Balancing employment and work also leaves little time for everything else. For example, 51% of student workers said they don’t have enough time to take part in extracurricular activities, and 67% said their job makes it hard to find time to exercise.

49% of students say they’d work even if they didn’t have to

Despite having to deal with the time crunch that comes with a college job, many students say they’d work even if they didn’t need to.

Among respondents, nearly 50% said they might work regardless of their financial needs. This number was especially high among female students (53%), compared to their male counterparts (46%).

And while majorities of working students cited the need to earn money for tuition (52%) and general living costs (64%), some also pointed to gaining work experience (34%), earning extra spending money (55%) and even just the enjoyment of their job (22%).

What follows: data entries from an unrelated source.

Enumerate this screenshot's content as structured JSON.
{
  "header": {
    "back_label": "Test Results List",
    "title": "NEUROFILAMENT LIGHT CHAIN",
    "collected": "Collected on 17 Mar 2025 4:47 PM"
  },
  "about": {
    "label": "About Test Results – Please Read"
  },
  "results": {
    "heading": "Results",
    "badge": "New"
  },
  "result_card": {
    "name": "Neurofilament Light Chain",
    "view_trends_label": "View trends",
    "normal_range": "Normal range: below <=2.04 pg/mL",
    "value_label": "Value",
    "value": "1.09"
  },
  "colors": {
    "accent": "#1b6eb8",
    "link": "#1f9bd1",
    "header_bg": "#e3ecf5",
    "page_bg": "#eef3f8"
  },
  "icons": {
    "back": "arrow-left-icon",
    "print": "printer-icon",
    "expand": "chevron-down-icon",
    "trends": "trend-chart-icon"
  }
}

Is working in college right for you?

Working in college brings some benefits, but it can also pose major challenges.

On one hand, working a part-time job can earn you money, which you can use to pay for living expenses or even partially cover tuition and fees. You might even be able to afford in-school student loan payments that can save you significant interest costs on your loan.

Plus, you might gain valuable work experience, whether you work on-campus with a professor or make connections at a company off-campus. Or maybe your part-time jobs will reveal what you don’t want to do after college and give you greater clarity on your long-term goals.

On the flip side, working during college could take up a significant amount of time, distracting from your studies, causing a lot of stress, and potentially affecting your grades. Plus, you might end up with an employer who isn’t supportive of your academic schedule or doesn’t pay you enough to make your time worth it.

In this case, you might want to look for a more flexible part-time job or side hustle that compensates you better. If you find the right situation, a part-time job could be a big financial help during college, as long as you’re still able to make the most of your education and stay on track toward receiving your degree.